Lignin-Derived Nitrogen-Doped Porous Carbon as a High-Rate Anode Material for Sodium Ion Batteries

Abstract

Nitrogen-doped carbon anode materials have been prepared by a hard-template (SiO2 nanoparticles) method, in which alkali lignin-derived azo polymer (AL-azo-NO2) was used as a low-cost carbon precursor. The as-prepared N-doped carbon materials show a honeycomb-like morphology with uniform nanopores. These materials are able to reversibly insert Na+ ions and show promising cycling performance. In particular, the porous carbon material with larger surface area and pore volume delivers a higher initial capacity of 205 mAh g−1 in the voltage range of 0.01–2 V at 50 mA g−1, compared to the material with lower surface area and pore volume (only 155 mAh g−1).
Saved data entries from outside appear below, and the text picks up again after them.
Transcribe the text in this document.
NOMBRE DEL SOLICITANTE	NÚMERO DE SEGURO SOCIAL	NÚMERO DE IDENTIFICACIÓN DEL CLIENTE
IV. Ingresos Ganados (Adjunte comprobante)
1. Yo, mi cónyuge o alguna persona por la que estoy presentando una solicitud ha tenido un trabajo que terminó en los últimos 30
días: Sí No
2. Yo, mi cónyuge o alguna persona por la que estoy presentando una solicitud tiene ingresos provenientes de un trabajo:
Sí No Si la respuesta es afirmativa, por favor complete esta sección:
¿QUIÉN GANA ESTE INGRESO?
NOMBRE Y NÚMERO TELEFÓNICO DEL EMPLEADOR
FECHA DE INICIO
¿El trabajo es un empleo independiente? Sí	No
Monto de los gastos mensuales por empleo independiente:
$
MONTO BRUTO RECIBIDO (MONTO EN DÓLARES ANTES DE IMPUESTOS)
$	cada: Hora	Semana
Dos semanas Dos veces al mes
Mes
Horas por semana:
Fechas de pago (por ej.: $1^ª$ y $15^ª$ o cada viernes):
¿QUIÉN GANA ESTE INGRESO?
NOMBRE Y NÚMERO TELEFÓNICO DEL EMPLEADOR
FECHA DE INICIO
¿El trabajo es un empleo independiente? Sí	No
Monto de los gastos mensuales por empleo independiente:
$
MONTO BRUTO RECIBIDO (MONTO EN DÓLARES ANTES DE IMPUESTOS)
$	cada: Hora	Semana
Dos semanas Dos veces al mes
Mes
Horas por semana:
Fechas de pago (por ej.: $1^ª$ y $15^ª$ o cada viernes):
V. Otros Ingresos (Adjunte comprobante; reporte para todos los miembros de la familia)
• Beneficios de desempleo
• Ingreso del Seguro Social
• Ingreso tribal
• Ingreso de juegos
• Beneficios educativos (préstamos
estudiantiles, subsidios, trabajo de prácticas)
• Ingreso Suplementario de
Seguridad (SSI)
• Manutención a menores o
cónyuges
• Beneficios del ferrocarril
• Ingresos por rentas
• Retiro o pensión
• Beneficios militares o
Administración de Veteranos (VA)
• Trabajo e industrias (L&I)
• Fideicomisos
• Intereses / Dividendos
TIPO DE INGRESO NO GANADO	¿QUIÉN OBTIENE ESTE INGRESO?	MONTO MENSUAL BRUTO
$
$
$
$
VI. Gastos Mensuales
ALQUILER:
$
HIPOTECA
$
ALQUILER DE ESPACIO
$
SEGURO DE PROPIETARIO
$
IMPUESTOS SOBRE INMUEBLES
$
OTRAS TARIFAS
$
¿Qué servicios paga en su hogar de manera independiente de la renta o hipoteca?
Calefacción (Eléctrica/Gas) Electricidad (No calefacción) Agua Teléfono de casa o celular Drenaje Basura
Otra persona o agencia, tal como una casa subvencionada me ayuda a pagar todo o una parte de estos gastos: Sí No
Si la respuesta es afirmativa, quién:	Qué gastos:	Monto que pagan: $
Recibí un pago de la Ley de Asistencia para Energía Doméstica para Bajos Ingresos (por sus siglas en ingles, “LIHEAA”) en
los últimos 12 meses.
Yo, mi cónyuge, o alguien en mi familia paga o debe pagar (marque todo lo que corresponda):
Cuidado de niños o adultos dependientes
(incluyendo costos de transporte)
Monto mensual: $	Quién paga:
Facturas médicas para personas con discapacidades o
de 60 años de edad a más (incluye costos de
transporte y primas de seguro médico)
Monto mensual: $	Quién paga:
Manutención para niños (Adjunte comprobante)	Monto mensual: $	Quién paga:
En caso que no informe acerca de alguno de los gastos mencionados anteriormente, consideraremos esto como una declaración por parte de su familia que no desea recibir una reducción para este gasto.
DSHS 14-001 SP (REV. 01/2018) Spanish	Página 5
The former also exhibits much better rate capability than the latter. Even at a high current density of 1 A g−1, it shows a high specific capacity of 101 mAh g−1 after 1100 cycles, which retains 92% of its initial capacity. Electrochemical impedance spectroscopy (EIS) results prove that the enhanced electrochemical performance is attributed to the improved Na+-ions kinetics in this material. This work presents an alternative approach for the synthesis of high-rate carbonaceous anode materials for sodium ion batteries from low cost and sustainable feedstock.